Support custom ImdsId for AppServiceManagedIdentityCredential.

[tot0]

This matches the interface of VirtualMachineManagedIdentityCredential, it enables specifying a client_id to use for Identities being served not via the VM local Imds endpoint.

[heaths]

Thanks for the contribution, but I don't think we can expose much of this publicly and probably already have too much public for the next beta release where we'll better align with other languages' versions of azure_identity. That's not to say we can't have some idiomatic rust-specifics, but it seems the AppServiceManagedIdentityCredential shouldn't even be public.

For that alone I'd still merge this, but then the whole reason for exposing the IMDS type evaporates. We also won't expose the cache. It's not like people can't write their own if needed. We don't want to expose types unless necessary or highly requested becuase we'll have to support them as-is in perpetuity. Instead, we will probably have a more robust cache that can be securely persisted a la https://github.com/Azure/azure-sdk-for-go/blob/main/sdk/azidentity/cache/cache.go. So we wouldn't expose this simple in-memory cache as-is.

[heaths]

Suggested change

	## 0.23.0 (?)
	## 0.23.0 (Unreleased)

@hallipr can we get the bot hooked up to make these changes automatically soon?

[heaths]

@chlowell @scottaddie should this type even be exposed publicly? I'm close to refactoring azure_identity and I remember talking about how only ManagedIdentityCredential should be exposed and all the "implementation-specific" credentials should be internal. That would significantly affect the need for this PR and force consideration for how else to pass the IMDS ID. Comparing with Go's azidentity, I see it's just an implementation detail. I'm guessing this equates to ManagedIdentityCredentialOptions.ManagedIDKind?

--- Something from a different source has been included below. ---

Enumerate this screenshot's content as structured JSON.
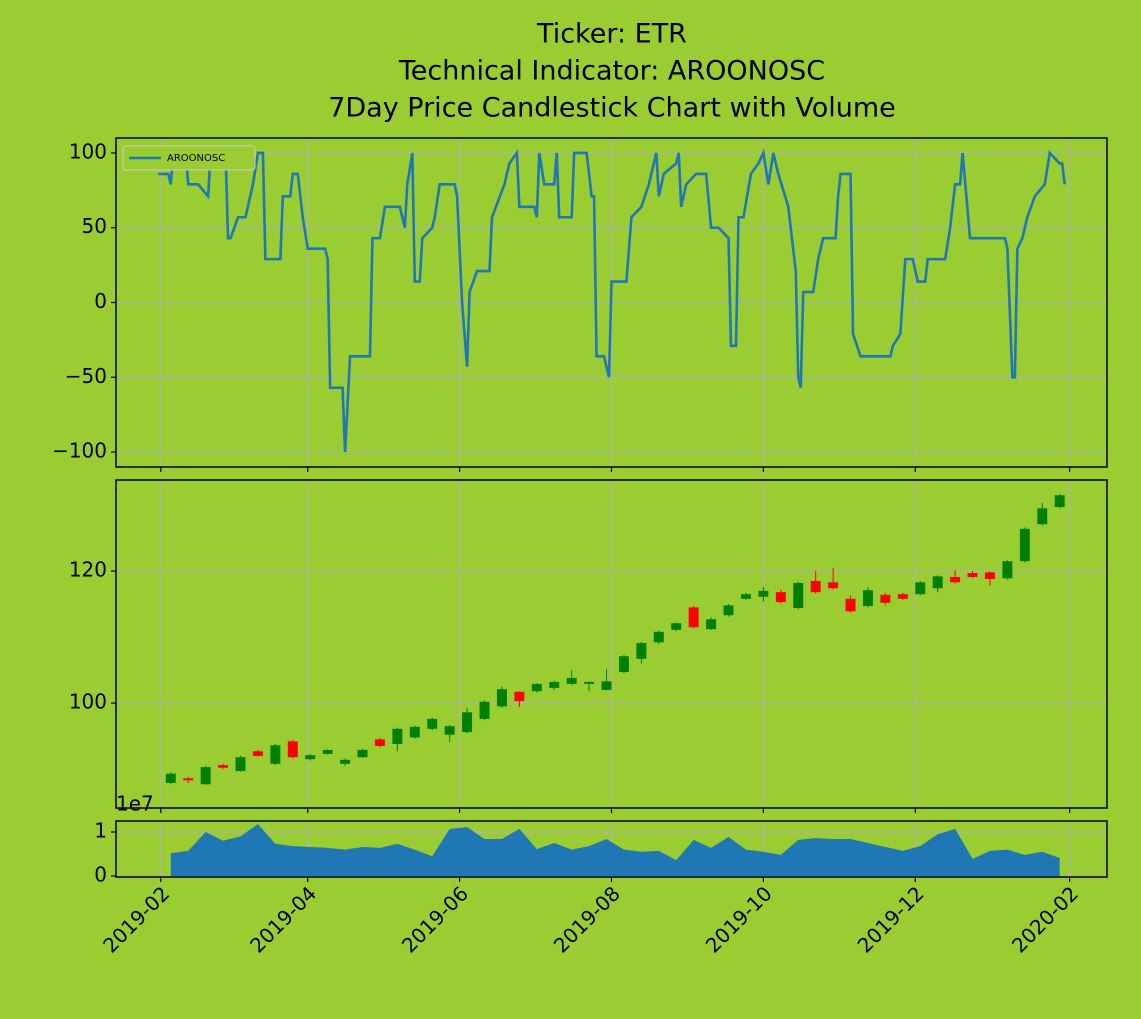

I'm not sure, though, since the only implementations I see are all user-assigned variants.

[tot0]

A unified ManagedIdentityCredential credential makes sense to me. When to call the IMDS static IP endpiont and when to call a environment specific endpoint I guess switches on the presence of IDENTITY_ENDPOINT in env?

For any Managed Identity credential it is important to be somehow able to specify whether to use a specific ClientId or just use the endpoints default.

[tot0]

Thanks for the contribution, but I don't think we can expose much of this publicly and probably already have too much public for the next beta release where we'll better align with other languages' versions of azure_identity. That's not to say we can't have some idiomatic rust-specifics, but it seems the AppServiceManagedIdentityCredential shouldn't even be public.

For that alone I'd still merge this, but then the whole reason for exposing the IMDS type evaporates. We also won't expose the cache. It's not like people can't write their own if needed. We don't want to expose types unless necessary or highly requested becuase we'll have to support them as-is in perpetuity. Instead, we will probably have a more robust cache that can be securely persisted a la https://github.com/Azure/azure-sdk-for-go/blob/main/sdk/azidentity/cache/cache.go. So we wouldn't expose this simple in-memory cache as-is.

Understandable on both fronts.
If I understand correctly, if I remove the TokenCache visibility changes you would accept the AppService changes? The breaking isn't Ideal, but I just want to reuse the IDENTITY_ENDPOINT and Secret logic, while being able to specify a ClientId to pass.

[heaths]

Possibly. We're discussing in the Identity v-team. But I can say you won't be able to use these changes for long, and even then would have to use a patched git reference to azure_identity. By the time the next beta releases, azure_identity won't expose all these other MSI credential types - only ManagedIdentityCredential.

[tot0]

Possibly. We're discussing in the Identity v-team. But I can say you won't be able to use these changes for long, and even then would have to use a patched git reference to azure_identity. By the time the next beta releases, azure_identity won't expose all these other MSI credential types - only ManagedIdentityCredential.

Happy to not actually PR this then. For now I am referencing my fork for usage of azure_core, azure_identity and azure_messaging_eventhub. I can keep it that way for a month or so if there's a refactor coming soob.